Après ces caresses verdoyantes, je me résolus à employer des instruments plus profanes, d’une saison mûre, vermillon. C’était l’automne déjà, rougeoyant à nos pieds. Je saisis le fouet que je fis claquer sur les fesses de Saoussan en alternance avec les cajoleries langoureuses de ma main. Son corps absorbait la pluie fraîche d’une douleur tiède et de chaudes caresses emmêlées. L’envoûtement s’encrait, de plus en plus noir en moi : la pieuvre de Thérèse [2] me teignait de multiples et laborieuses réécritures.

« Nous l’avions fait de mémoire comme si nous nous étions caressées dans un monde avant notre naissance, comme si nous rattachions un maillon. » (Leduc 2013, 137)

Nous défiions l’amitié, cette déesse tumultueuse. Nous n’avions pas tiré l’épais rideau noir derrière nous, livrant malgré nous notre scène au silence intrigué d’autres regards. Nous nous acharnions à produire un chef d’œuvre fugace d’érotisme où plaisir et douleur se polluaient sensuellement.
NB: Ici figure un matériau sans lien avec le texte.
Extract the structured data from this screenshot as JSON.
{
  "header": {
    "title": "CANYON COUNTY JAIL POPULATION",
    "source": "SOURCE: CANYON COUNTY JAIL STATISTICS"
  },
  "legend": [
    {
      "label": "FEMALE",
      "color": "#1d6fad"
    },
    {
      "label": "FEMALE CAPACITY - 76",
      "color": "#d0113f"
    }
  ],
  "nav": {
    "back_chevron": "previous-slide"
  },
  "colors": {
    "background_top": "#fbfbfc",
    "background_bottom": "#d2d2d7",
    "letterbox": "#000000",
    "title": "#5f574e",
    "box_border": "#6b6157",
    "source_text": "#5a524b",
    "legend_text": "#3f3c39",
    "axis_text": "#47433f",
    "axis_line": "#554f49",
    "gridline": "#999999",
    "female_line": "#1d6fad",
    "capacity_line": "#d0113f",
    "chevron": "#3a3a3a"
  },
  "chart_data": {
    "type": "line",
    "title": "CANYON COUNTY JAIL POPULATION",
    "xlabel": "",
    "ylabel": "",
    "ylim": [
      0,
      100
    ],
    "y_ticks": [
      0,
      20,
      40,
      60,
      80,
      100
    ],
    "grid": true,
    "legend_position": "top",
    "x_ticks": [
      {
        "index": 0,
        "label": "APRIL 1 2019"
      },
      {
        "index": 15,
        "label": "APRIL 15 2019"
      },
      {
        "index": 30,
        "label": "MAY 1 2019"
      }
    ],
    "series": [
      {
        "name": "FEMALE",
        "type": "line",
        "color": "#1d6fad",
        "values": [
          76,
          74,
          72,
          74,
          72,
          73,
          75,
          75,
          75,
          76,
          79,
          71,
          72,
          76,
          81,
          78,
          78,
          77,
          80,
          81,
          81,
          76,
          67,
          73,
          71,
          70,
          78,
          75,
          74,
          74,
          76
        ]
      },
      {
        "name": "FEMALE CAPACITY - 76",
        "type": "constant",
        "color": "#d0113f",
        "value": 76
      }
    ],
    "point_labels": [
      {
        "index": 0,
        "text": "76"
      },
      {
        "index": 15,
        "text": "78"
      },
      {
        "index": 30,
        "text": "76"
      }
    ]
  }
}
« Nos lèvres après tant de salive échangée se désunirent malgré nous. » (Leduc 2013, 26)

Du fond de la pièce comme du fond des âges, une voix rabat-joie fracassa notre union. J’étais sans doute la plus déçue et la plus nostalgique. La mer était là, prête à être gaspillée. Elle reflua. J’avais contemplé un paysage fastueux. Nous cherchions nos vêtements éparpillés au sol, confuses et maladroites, émues.

« Nous nous sommes remerciées avec des sourires fragiles. » (Leduc 2013, 96)

Saoussan : mon espoir et mon désespoir bandent éloquemment, à l’infini. Près d’elle, je continuerai à m’accoucher et à me consumer. Elle est ma Simone de Beauvoir, ma foudroyante épiphanie. Nous resterons, je l’espère, à l’orée du plaisir, enlisées, aveuglées par l’imminence et la proximité de l’éclat. L’amour, d’un certain style, paré du désastre de jouir d’un bonheur que nous pourrions perdre un jour.

Quand mon amie voyage, je me repais de sa mémoire et l’intensité de nos échanges retombe sur mon quotidien comme de la poussière morte. Elle m’abreuve. Elle m’offre des réserves pour survivre et traverser tous les déserts (Leduc 2007, 216).

« Son départ est une flaque. Je suis le soiffard qui boit avec les mains. Je renifle la dernière goutte. »[3]

Saoussan a quitté ma ville. J’ai décidé, afin de contrer son absence, de ne mettre aucune barrière à mon expressivité, d’écrire comme je vis, avec, en filigrane, l’héritage indéniable de la voix de Violette Leduc.

« J’avance avec mes poids. J’ai repris mes habitudes. Me déshabiller sur le trottoir. Me livrer à la phrase. Me décharger de moi-même. » (Leduc 1974, 91)

Ainsi, j’écris. Un texte me réfléchit. Ce qui me regarde à soixante-dix ans est d’une beauté inouïe. J’erre, je tombe, je me noie dans L’Affamée. Les mots m’engloutissent. Je m’accroche aux tiges folles d’une mémoire rendue mienne par bribes.

J’ouvre le tiroir. J’ai dit adieu aux cinq cents plumes Blanzy-Poure couchées dans leur boîte. Je secoue cette boîte contre mon oreille. J’obtiens le son et la marée de l’écriture à venir.

(Leduc 1974, 110)

L’Affamée décharge des torrents de désir à chaque page. Ce n’est pas un désir latent. C’est un désir exacerbé qui explose et se démultiplie comme à l’instant foudroyant de l’orgasme. J’écris : j’ouvre la gueule à ma mémoire d’où coulent des images de Saoussan à flots, sans brides aucunes.